Melhores salários são necessários para travar o já hoje elevado grau de endividamento das famílias.

Melhores salários são necessários para combater o trabalho infantil e outras forma anti-sociais de actividade laboral, e o combate à saída precoce de milhares de jovens da escola.

Melhores salários são necessários para fortalecer os impulsos ao processo de formação e qualificação profissionais.

Melhores salários são necessários para dar um salto na produtividade dos trabalhadores portugueses.

As medidas necessárias para produzir mais e melhor serão tanto mais eficazes quanto maior for a participação e a motivação dos trabalhadores e não quanto maior for a taxa de exploração e a sua insegurança.

Se queremos reduzir os custos das empresas e melhorar a competitividade da economia portuguesa temos de ir não aos salários, mas aos custos que o grande capital financeiro impõe ao conjunto do sector produtivo, em particular às PME.

As dificuldades competitivas da economia portuguesa estão no elevado custo do crédito, nos custos da energia superiores aos nossos congéneres europeus, nos custos agravados em matéria de telecomunicações e redes de transporte e logística, para não se falar das políticas que descriminam fortemente as micro, pequenas e médias empresas portuguesas, na distribuição dos fundos comunitários e do papel que o Euro desempenhou e desempenha na perda dessa mesma competitividade. 

Mas nesta matéria não se vêem medidas, por parte do governo do PS. Nesses interesses não toca, particularmente nos interesses da banca! Deixa tudo na mão desse simulacro de Estado regulador que permite todo o campo livre e total domínio à oligarquia económica e financeira que impõe os seus interesses e o domínio do mercado, contra o interesse geral.

É preciso recordar mais uma vez que só o trabalho humano, a força de trabalho, cria valor.

A actual crise mostra justamente que o dinheiro gerado na especulação financeira não tem qualquer valor real.

A crise actual e as medidas ditas de austeridade que se limitam a aumentar a taxa de exploração dos trabalhadores, provam-no plenamente.

O trabalho não é apenas um valor económico, é o criador de “valor”, a origem de todos os valores quer económicos quer sociais.

Os direitos dos trabalhadores não são pois privilégios, como a política de direita pretende estabelecer, são valores civilizacionais da maior elevação.

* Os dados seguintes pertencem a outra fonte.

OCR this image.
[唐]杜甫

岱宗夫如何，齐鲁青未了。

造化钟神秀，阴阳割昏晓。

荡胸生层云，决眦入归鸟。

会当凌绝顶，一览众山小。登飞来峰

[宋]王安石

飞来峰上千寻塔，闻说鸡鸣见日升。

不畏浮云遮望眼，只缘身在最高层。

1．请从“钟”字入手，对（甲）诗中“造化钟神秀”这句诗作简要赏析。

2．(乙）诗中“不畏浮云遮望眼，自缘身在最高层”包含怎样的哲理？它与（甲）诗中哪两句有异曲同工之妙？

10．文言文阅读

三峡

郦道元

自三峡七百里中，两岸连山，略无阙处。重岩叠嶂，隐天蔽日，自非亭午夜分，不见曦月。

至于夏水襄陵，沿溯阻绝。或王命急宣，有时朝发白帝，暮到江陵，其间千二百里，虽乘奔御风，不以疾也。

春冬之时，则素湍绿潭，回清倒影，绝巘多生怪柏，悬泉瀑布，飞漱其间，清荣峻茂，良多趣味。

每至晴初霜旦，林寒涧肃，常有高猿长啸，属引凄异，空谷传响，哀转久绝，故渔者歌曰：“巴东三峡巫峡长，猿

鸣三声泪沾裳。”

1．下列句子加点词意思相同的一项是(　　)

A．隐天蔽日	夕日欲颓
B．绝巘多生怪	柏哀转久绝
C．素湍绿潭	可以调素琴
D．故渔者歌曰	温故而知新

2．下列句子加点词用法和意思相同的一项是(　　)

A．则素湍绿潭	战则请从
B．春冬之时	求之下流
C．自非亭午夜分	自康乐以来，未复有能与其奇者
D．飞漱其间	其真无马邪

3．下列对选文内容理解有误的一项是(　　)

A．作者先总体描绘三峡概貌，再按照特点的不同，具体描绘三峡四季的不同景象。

Os trabalhadores ao lutarem pelos seus direitos lutam afinal pela sociedade no seu todo, pela sua elevação civilizacional.

Quando os ideólogos do capital falam do “consumidor racional” que no fundo terá de aceitar a redução do salário real, aumentos de impostos, diminuição das prestações sociais, não vão além do que Marx já tinha já definido quanto ao que a burguesia do seu tempo pretendia: “Abaixamento do salário e longas horas de trabalho – é este o núcleo do (que designam por) comportamento racional e saudável do operário”.